Por Paula Peregrina
A música. Esta entidade etérea que se manifesta no ar, incapturável, dispensa a linguagem de códigos e conversa na língua dos sons. Esta, mesmo quando dotada de letra não precisa ser explicada. Causa sensações. Diferente de tantas outras formas de arte, seja a literatura, o cinema, a pintura, o desenho, a escultura, ou o que for, é muito mais raro topar com alguém que pergunte: “o que essa música quer dizer?” do que acontece com qualquer outra forma de arte. Talvez a grande diferença esteja no fato de que a música interage com os ouvidos, com as sensações – vibrações.
As crianças, por exemplo, perguntam sobre as coisas que veem. São categóricos nos discursos infantis perguntas como: “por que o céu é azul?”; “Por que aquela moça é tão feia?”; “Por que aquela pessoa não tem o braço?”; “Por que as pessoas são de cores diferentes?”, e por aí vai. São perguntas feitas pelos olhos, e estes apreendem rótulos que os ouvidos ignoram. Os ouvidos são mais receptivos. Encontram respostas e, logo, se calam. É certo que seja bem menos comum que uma criança pergunte: “Por que o som do violino é diferente do som do violão?”; “Por que as pessoas têm vozes diferentes?”; “Por que o mar faz esse barulho?”. Por alguma razão, as interrogações dos ouvidos parecem ser silenciosas ou não incomodarem tanto quanto as questões dos olhos a ponto de serem manifestas. Não se fala de uma pessoa que ela é “uma pessoa de audição” com a mesma conotação qualitativa com que se fala que ela “é uma pessoa de visão”. No entanto, de que vale a alta e clara vista sem a escuta?
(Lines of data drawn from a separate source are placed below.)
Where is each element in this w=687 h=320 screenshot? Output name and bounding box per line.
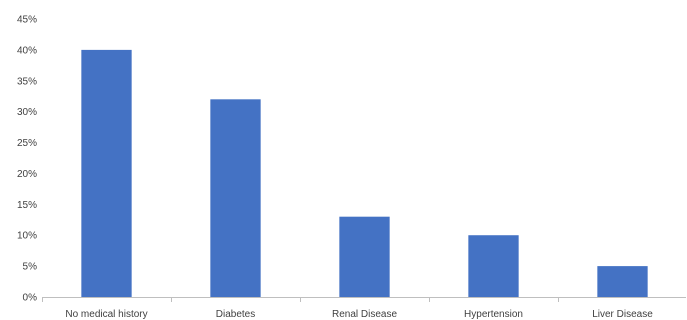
x-axis-tick-marks <box>42 297 559 302</box>
bar-hypertension <box>468 235 519 297</box>
bar-renal-disease <box>339 216 390 297</box>
y-axis-tick-labels: 0% 5% 10% 15% 20% 25% 30% 35% 40% 45% <box>17 15 37 304</box>
y-tick-label: 40% <box>17 45 37 56</box>
x-category-label: No medical history <box>65 309 147 320</box>
x-category-label: Liver Disease <box>592 309 653 320</box>
y-tick-label: 10% <box>17 231 37 242</box>
x-axis-category-labels: No medical history Diabetes Renal Disease H… <box>65 309 653 320</box>
bar-liver-disease <box>597 266 648 297</box>
y-tick-label: 5% <box>23 262 38 273</box>
y-tick-label: 25% <box>17 138 37 149</box>
bar-no-medical-history <box>81 49 132 298</box>
x-category-label: Diabetes <box>216 309 255 320</box>
y-tick-label: 15% <box>17 200 37 211</box>
y-tick-label: 0% <box>23 293 38 304</box>
x-category-label: Hypertension <box>464 309 523 320</box>
bar-series <box>81 49 648 298</box>
y-tick-label: 35% <box>17 76 37 87</box>
bar-diabetes <box>210 99 261 297</box>
x-category-label: Renal Disease <box>332 309 397 320</box>
y-tick-label: 45% <box>17 15 37 26</box>
y-tick-label: 20% <box>17 169 37 180</box>
y-tick-label: 30% <box>17 107 37 118</box>
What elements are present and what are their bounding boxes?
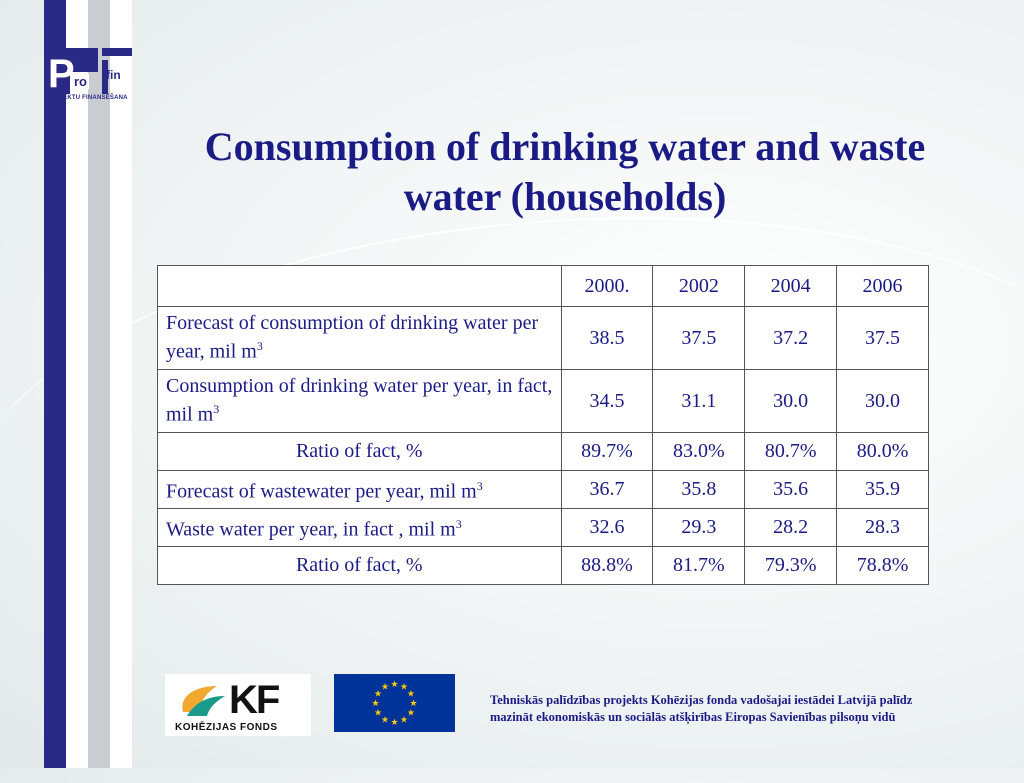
table-cell: 37.5 [652, 306, 746, 370]
table-cell: 32.6 [560, 508, 654, 547]
kohezijas-fonds-logo: KF KOHĒZIJAS FONDS [165, 674, 311, 736]
header-cell-2006: 2006 [836, 265, 929, 307]
footer-line-1: Tehniskās palīdzības projekts Kohēzijas … [490, 693, 913, 707]
table-row: Waste water per year, in fact , mil m3 3… [157, 508, 929, 547]
table-cell: 35.6 [744, 470, 838, 509]
logo-letters-fin: fin [106, 68, 121, 82]
consumption-table: 2000. 2002 2004 2006 Forecast of consump… [157, 265, 929, 585]
decor-bar-grey [88, 0, 110, 768]
logo-letters-ro: ro [72, 74, 89, 89]
table-cell: 37.5 [836, 306, 929, 370]
kf-logo-subtitle: KOHĒZIJAS FONDS [175, 722, 278, 733]
eu-star-icon: ★ [409, 699, 417, 709]
profin-logo: P ro fin PROJEKTU FINANSĒŠANA [44, 48, 134, 104]
table-row: Ratio of fact, % 89.7% 83.0% 80.7% 80.0% [157, 432, 929, 471]
header-cell-2002: 2002 [652, 265, 746, 307]
eu-star-icon: ★ [381, 715, 389, 725]
footer-line-2: mazināt ekonomiskās un sociālās atšķirīb… [490, 710, 896, 724]
logo-subtitle: PROJEKTU FINANSĒŠANA [46, 95, 128, 101]
table-cell: 30.0 [836, 369, 929, 433]
table-cell: 28.3 [836, 508, 929, 547]
table-cell: 81.7% [652, 546, 746, 585]
table-cell: 31.1 [652, 369, 746, 433]
eu-star-icon: ★ [407, 709, 415, 719]
decor-bar-dark [44, 0, 66, 768]
table-row: Forecast of consumption of drinking wate… [157, 306, 929, 370]
table-cell: 80.0% [836, 432, 929, 471]
decor-bar-white [66, 0, 88, 768]
table-cell: 88.8% [560, 546, 654, 585]
eu-star-icon: ★ [381, 683, 389, 693]
row-label: Forecast of wastewater per year, mil m3 [157, 470, 562, 509]
row-label: Forecast of consumption of drinking wate… [157, 306, 562, 370]
table-cell: 34.5 [560, 369, 654, 433]
row-label: Waste water per year, in fact , mil m3 [157, 508, 562, 547]
eu-star-icon: ★ [390, 718, 398, 728]
header-cell-2000: 2000. [560, 265, 654, 307]
eu-star-icon: ★ [390, 680, 398, 690]
footer-note: Tehniskās palīdzības projekts Kohēzijas … [490, 692, 990, 726]
table-cell: 29.3 [652, 508, 746, 547]
header-cell-2004: 2004 [744, 265, 838, 307]
kf-logo-text: KF [229, 678, 280, 722]
eu-star-icon: ★ [407, 690, 415, 700]
table-cell: 30.0 [744, 369, 838, 433]
row-label: Consumption of drinking water per year, … [157, 369, 562, 433]
table-cell: 79.3% [744, 546, 838, 585]
row-label: Ratio of fact, % [157, 546, 562, 585]
table-row: Ratio of fact, % 88.8% 81.7% 79.3% 78.8% [157, 546, 929, 585]
table-cell: 89.7% [560, 432, 654, 471]
table-cell: 37.2 [744, 306, 838, 370]
logo-letter-p: P [48, 52, 75, 96]
table-cell: 35.8 [652, 470, 746, 509]
table-cell: 78.8% [836, 546, 929, 585]
eu-star-icon: ★ [400, 683, 408, 693]
table-cell: 28.2 [744, 508, 838, 547]
table-cell: 35.9 [836, 470, 929, 509]
row-label: Ratio of fact, % [157, 432, 562, 471]
decor-bar-white-2 [110, 0, 132, 768]
table-cell: 83.0% [652, 432, 746, 471]
table-row: Forecast of wastewater per year, mil m3 … [157, 470, 929, 509]
kf-swirl-icon [182, 686, 225, 716]
table-cell: 38.5 [560, 306, 654, 370]
eu-star-icon: ★ [374, 690, 382, 700]
eu-star-icon: ★ [374, 709, 382, 719]
header-cell-empty [157, 265, 562, 307]
eu-star-icon: ★ [371, 699, 379, 709]
eu-star-icon: ★ [400, 715, 408, 725]
table-cell: 36.7 [560, 470, 654, 509]
table-cell: 80.7% [744, 432, 838, 471]
page-title: Consumption of drinking water and waste … [204, 124, 926, 219]
table-header-row: 2000. 2002 2004 2006 [157, 265, 929, 307]
eu-flag-icon: ★ ★★★★★★★★★★★ [334, 674, 455, 732]
table-row: Consumption of drinking water per year, … [157, 369, 929, 433]
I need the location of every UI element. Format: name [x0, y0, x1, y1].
É como se os olhos tivessem em sua composição lentes de interrogação e logo nos questionássemos sobre tudo o que vemos. Já os ouvidos, seletivos, identificam instintivamente os ruídos ritmados, das percussões de antigas religiões aos lamentos vocalizados, dos gemidos de dor e prazer à combinação de instrumentos – hipnotizam. E quem ousa perguntar o que dizia o canto das sereias? – A música diz tanto que não importa o que quer dizer. Entretanto, enquanto presente no sistema de decodificação do verbo, dos códigos linguísticos, ouvido é parte que ouve e questiona palavras ditas, ouvidas, escritas, entidades de som e imagem consecutivas: fogem à singularidade da escuta. Racionalizam os gestos. Olhouvido.
Todavia, todos escutam música, todos entendem música, e essa compreensão talvez resida justamente no fato de não perguntarem sobre ela. Pode-se até buscar a tradução da letra de uma melodia adorada quando cantada em outra língua, mas isto diz da narrativa contida na música, e não daquilo que a levou ser amada: o som, o ritmo, os silêncios que paradoxalmente a faz ser o que é. O som é imponente, se coloca diante de nós simples mortais, sem permitir que se questione demais. Aos que a isso se arriscam, bem, se não, deveriam sempre se tornarem músicos.
Entidade indizível, habitante do movimento incessante e invisível, guarda, revela, emana emoções: afetos diversos e distintos ousam viver em uma nota só. Tristezas e angustias, alegrias e êxtases, frustrações, esperanças, raiva e resignação. Tudo pode estar presente na mesma canção. Arte do presente impossível de congelar uma só parte, no máximo se rende a repetição. Ah, a música sempre me diz algo sobre o infinito!